Can living a healthy lifestyle actually become easy?


The answer is…sort of.


When does something become easy to do? It’s usually when we’ve made a routine out of it.

I’ve read a lot of books on business systems and routines. On many occasions I’ve tried to stick to the prescribed routine of the author and realized it’s just not feasible. Slowly I abandon it and go back to what is easy for me to stay consistent with.

It’s no different with diet and exercise. Somebody finds a way to get great results, they develop a rigid plan for success, then package and sell it. The truth is…most of these products work, they really work! If they didn’t they’d never stay in business.

The problem arises over time. Unfortunately, you are not a machine that can be programmed. Most people can withstand the pain and discomfort of a diet or exercise plan for a while. You see some results and you start to feel better. But, eventually it becomes too much and you slide back.

Adopting someone else’s routine just doesn’t work. It’s a matter of pain versus comfort. If something is too painful for too long, you will quit 99% of the time.


What’s the Solution?

The answer still lies in a routine…YOUR ROUTINE.

I’ll admit that I’ve been guilty of making my system too rigid for clients at times. While I remain adamant that you start with some kind of standard structure to your day, it’s where you end up that matters most. The most effective routine is the one you can sustain week in and week out.



I encourage clients to minimize snacking or get rid of it completely. I do this for very good reasons. I want them to at least go a period of time and see how they respond. But, if an afternoon snack holds off their appetite and allows them to eat a more sensible dinner without indulging, then so be it.


The only rule is:

Once you start deviating from your initial plan, you have to stick with the new routine for at least a week. It can’t be something where you go day to day erratically because you got uncomfortable. It’s a matter of committing to incrementally adjusting your lifestyle and building your routine.

Remarkably few people are truly willing to engage in this process. They’re lured into the fad or gimmick because they can satisfy their conscience and say they gave an effort. In reality they have avoided confronting their lifestyle.

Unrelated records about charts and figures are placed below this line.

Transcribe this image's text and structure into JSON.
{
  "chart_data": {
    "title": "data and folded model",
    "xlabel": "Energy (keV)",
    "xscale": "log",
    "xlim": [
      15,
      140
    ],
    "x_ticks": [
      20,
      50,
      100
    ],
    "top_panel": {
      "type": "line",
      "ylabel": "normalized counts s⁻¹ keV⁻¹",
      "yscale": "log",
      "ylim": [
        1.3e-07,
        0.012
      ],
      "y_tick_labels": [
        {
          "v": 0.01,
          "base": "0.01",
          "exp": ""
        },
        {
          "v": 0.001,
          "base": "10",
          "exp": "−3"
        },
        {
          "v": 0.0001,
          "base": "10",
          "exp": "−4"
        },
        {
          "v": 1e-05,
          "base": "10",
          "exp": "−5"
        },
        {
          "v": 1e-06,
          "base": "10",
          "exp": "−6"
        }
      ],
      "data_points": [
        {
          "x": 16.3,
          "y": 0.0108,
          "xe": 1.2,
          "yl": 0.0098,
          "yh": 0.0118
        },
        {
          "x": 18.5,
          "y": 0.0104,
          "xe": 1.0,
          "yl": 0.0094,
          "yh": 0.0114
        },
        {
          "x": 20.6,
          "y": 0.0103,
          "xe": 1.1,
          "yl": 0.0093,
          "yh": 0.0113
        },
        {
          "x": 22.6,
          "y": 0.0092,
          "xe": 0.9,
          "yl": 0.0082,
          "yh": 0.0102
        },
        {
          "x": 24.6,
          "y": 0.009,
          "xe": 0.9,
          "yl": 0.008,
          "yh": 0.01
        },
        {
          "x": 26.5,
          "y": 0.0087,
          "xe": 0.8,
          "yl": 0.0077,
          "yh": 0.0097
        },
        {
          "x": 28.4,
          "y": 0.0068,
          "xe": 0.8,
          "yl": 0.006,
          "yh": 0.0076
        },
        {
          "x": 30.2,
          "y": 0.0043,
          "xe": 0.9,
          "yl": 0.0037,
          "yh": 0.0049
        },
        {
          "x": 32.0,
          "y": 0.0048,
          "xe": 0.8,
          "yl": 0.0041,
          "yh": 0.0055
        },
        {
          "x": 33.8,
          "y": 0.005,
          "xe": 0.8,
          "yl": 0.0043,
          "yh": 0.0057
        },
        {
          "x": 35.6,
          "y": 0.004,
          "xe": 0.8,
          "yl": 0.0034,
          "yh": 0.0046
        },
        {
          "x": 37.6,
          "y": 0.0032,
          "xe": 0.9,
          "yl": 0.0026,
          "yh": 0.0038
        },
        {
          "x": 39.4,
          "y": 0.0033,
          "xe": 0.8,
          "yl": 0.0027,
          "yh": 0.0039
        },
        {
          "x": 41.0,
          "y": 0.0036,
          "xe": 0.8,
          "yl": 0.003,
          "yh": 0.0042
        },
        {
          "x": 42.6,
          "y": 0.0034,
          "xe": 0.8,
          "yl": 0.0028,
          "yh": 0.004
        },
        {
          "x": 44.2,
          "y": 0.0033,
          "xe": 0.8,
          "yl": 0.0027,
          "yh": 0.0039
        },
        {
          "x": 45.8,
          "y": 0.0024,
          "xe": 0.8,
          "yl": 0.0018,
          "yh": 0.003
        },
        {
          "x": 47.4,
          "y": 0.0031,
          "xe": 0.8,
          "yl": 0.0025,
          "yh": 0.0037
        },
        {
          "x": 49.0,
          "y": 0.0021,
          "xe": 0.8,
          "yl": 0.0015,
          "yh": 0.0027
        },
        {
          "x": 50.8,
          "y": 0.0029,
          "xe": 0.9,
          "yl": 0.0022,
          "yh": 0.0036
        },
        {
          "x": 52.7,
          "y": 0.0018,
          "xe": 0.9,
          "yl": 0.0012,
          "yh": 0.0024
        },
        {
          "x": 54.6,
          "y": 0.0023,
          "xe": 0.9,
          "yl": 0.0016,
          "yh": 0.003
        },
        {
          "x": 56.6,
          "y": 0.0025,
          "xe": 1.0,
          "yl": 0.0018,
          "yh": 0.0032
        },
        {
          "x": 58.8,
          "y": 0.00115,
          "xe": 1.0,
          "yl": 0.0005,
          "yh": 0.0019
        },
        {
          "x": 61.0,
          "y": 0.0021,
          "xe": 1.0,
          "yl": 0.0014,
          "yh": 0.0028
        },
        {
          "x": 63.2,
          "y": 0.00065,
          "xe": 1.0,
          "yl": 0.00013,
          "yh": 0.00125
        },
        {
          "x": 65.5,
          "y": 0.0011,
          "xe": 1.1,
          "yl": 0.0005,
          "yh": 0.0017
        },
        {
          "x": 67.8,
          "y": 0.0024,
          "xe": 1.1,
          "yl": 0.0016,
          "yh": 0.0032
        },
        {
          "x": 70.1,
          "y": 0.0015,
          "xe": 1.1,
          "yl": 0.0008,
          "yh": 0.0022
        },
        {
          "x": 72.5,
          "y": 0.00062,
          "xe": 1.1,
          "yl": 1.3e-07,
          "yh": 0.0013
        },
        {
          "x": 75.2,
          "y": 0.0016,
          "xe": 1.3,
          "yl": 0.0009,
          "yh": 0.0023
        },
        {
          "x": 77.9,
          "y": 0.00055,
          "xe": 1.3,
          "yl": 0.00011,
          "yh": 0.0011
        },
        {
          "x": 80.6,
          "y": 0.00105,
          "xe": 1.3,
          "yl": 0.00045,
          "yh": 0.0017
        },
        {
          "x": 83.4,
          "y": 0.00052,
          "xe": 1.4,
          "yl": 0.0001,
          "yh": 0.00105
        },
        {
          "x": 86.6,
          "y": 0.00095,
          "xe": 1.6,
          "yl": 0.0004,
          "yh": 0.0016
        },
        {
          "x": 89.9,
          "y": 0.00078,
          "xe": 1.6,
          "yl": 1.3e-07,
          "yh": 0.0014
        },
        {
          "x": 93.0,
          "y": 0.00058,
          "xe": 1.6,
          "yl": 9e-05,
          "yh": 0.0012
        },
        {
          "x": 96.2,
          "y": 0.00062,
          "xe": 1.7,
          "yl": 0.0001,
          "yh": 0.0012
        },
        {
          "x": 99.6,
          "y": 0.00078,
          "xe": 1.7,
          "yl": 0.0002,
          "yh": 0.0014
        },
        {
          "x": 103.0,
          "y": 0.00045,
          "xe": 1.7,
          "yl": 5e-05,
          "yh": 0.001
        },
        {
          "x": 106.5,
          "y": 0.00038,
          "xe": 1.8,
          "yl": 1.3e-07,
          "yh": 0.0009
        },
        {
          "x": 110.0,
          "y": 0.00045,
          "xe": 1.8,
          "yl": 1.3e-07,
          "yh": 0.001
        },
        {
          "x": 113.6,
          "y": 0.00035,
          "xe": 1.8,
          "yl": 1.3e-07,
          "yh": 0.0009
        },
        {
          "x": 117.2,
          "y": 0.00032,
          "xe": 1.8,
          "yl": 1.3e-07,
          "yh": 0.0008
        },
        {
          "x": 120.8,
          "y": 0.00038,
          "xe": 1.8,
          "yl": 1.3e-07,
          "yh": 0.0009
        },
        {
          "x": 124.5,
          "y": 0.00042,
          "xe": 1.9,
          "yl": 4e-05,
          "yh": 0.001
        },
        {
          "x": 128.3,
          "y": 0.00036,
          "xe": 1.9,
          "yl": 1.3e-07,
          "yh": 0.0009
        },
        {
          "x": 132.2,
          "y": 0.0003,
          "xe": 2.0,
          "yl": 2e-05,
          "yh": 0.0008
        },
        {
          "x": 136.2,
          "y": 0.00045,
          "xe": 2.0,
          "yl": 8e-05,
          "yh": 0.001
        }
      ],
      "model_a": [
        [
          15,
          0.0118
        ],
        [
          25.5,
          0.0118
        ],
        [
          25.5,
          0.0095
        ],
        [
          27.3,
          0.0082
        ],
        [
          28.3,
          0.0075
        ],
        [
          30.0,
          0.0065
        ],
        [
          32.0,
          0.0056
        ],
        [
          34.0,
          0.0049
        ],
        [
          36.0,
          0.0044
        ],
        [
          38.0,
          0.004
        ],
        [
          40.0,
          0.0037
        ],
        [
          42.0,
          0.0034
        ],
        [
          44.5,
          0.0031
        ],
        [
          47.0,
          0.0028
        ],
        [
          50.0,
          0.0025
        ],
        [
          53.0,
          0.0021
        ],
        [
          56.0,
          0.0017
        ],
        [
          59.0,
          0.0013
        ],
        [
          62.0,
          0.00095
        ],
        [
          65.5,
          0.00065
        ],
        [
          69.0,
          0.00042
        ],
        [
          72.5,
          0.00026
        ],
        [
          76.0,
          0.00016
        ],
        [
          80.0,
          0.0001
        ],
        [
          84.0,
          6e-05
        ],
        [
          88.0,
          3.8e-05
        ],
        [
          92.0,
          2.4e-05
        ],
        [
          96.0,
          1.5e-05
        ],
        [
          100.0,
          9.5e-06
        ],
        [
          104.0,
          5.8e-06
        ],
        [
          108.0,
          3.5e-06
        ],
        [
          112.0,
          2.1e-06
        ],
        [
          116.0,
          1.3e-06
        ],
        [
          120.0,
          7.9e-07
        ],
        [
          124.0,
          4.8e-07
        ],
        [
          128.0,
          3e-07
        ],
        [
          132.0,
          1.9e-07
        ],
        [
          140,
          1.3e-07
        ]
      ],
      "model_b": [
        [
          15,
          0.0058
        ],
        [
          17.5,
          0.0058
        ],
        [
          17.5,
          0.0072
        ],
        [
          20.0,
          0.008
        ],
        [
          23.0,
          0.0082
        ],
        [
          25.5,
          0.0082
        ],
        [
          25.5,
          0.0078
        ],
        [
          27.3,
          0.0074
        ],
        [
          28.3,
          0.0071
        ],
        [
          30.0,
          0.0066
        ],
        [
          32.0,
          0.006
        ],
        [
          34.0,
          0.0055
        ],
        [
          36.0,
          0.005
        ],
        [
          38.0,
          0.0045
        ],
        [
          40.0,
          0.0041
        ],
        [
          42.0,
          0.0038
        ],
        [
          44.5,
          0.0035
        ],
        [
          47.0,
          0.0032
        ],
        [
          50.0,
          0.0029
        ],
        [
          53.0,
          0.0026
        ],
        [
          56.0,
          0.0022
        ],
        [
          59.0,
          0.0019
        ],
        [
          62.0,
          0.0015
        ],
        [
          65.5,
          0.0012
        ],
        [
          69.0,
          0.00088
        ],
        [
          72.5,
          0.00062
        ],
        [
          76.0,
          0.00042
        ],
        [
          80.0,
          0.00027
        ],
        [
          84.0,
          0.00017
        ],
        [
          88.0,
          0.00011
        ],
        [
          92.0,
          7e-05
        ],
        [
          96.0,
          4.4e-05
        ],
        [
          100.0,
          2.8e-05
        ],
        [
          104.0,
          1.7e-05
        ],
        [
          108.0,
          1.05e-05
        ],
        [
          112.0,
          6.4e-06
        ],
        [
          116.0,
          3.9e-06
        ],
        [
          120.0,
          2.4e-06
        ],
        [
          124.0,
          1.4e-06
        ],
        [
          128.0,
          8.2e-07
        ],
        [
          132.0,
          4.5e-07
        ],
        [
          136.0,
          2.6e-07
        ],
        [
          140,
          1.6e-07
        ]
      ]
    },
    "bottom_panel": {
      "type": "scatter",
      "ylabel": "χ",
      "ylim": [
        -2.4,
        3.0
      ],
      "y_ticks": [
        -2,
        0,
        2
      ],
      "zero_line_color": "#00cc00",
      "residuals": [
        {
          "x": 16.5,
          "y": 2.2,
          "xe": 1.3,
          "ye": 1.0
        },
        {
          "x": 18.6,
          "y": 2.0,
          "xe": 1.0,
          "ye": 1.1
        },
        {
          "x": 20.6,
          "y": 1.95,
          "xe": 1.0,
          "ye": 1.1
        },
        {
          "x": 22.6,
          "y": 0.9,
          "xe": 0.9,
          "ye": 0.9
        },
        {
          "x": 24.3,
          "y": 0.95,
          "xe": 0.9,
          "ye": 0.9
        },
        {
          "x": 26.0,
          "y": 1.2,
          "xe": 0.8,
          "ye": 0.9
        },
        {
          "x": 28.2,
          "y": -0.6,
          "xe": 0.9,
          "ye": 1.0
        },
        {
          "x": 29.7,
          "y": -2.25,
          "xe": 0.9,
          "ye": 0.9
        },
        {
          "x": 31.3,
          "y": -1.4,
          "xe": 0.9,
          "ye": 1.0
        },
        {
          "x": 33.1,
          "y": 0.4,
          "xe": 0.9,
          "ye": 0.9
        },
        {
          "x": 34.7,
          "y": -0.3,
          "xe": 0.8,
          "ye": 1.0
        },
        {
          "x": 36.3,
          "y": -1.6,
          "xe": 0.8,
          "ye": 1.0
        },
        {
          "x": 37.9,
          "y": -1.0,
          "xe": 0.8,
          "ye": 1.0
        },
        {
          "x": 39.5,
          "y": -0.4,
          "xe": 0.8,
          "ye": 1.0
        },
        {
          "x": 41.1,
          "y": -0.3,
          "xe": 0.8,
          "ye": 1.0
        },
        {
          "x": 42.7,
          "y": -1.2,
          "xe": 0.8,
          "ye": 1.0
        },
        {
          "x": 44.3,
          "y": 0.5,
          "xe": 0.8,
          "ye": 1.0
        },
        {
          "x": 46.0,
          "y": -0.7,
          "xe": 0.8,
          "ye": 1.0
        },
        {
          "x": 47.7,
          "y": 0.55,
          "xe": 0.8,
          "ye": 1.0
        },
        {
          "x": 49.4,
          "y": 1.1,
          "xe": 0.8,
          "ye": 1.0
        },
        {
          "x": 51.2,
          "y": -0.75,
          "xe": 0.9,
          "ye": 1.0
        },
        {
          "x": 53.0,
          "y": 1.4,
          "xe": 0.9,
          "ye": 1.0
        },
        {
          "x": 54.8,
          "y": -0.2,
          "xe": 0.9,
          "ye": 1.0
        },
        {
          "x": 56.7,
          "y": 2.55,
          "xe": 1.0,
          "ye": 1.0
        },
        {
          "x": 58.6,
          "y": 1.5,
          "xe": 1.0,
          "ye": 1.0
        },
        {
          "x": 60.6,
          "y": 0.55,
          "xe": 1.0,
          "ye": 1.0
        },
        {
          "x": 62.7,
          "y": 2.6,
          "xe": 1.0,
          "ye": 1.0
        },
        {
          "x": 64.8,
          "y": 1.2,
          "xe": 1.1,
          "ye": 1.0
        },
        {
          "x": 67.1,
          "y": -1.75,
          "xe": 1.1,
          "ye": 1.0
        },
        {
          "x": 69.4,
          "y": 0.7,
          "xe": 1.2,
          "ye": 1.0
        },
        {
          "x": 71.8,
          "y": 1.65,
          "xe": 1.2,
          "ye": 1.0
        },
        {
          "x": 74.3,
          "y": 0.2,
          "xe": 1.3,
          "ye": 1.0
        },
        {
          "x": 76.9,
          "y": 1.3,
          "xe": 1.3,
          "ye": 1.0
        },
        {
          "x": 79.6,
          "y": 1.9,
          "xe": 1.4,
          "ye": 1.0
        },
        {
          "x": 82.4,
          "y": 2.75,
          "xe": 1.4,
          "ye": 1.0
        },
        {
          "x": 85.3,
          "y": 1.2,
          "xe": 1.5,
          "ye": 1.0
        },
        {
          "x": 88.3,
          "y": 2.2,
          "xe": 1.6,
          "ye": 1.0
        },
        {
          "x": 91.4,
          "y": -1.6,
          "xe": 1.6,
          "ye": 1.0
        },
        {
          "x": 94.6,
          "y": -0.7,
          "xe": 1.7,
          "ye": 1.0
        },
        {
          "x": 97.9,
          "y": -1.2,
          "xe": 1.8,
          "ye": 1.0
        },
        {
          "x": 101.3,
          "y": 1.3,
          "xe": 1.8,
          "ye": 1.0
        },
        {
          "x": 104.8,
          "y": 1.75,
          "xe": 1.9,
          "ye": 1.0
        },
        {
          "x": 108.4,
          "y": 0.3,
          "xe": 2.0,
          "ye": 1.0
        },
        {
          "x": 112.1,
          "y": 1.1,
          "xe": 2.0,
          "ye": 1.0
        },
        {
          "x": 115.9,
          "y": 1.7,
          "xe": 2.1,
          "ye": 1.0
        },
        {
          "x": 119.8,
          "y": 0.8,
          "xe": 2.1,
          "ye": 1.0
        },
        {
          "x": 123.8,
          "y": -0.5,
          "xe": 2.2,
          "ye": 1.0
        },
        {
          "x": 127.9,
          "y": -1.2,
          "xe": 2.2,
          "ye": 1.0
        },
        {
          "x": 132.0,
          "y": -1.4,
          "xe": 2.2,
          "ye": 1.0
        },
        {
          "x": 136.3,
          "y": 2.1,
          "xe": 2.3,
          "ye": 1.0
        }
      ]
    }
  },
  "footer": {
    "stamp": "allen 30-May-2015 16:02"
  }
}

A short-term diet or exercise plan is easier than small incremental changes. You can always quit the diet, but lasting change requires steady (albeit minor) effort.


Here’s a simple process to find your routine:

Start with a template or structure

  • Meals and workouts performed at predetermined times, consistent each day

 Stick with a plan

  • Regardless of how you feel, give it at least a week before adjusting

 Adjust and Repeat

  • Choose one thing to tweak at a time

  • Repeat process for another week


Common tweaks are:

  • Meal times

  • Specific foods

  • Snacking frequency

  • Workout type

  • Workout frequency


It all begins and ends with a plan. When you have a plan, you move confidently into the week. When you face a challenge, you adjust the next plan. Eventually the plan becomes second nature and you’ve got yourself a ROUTINE.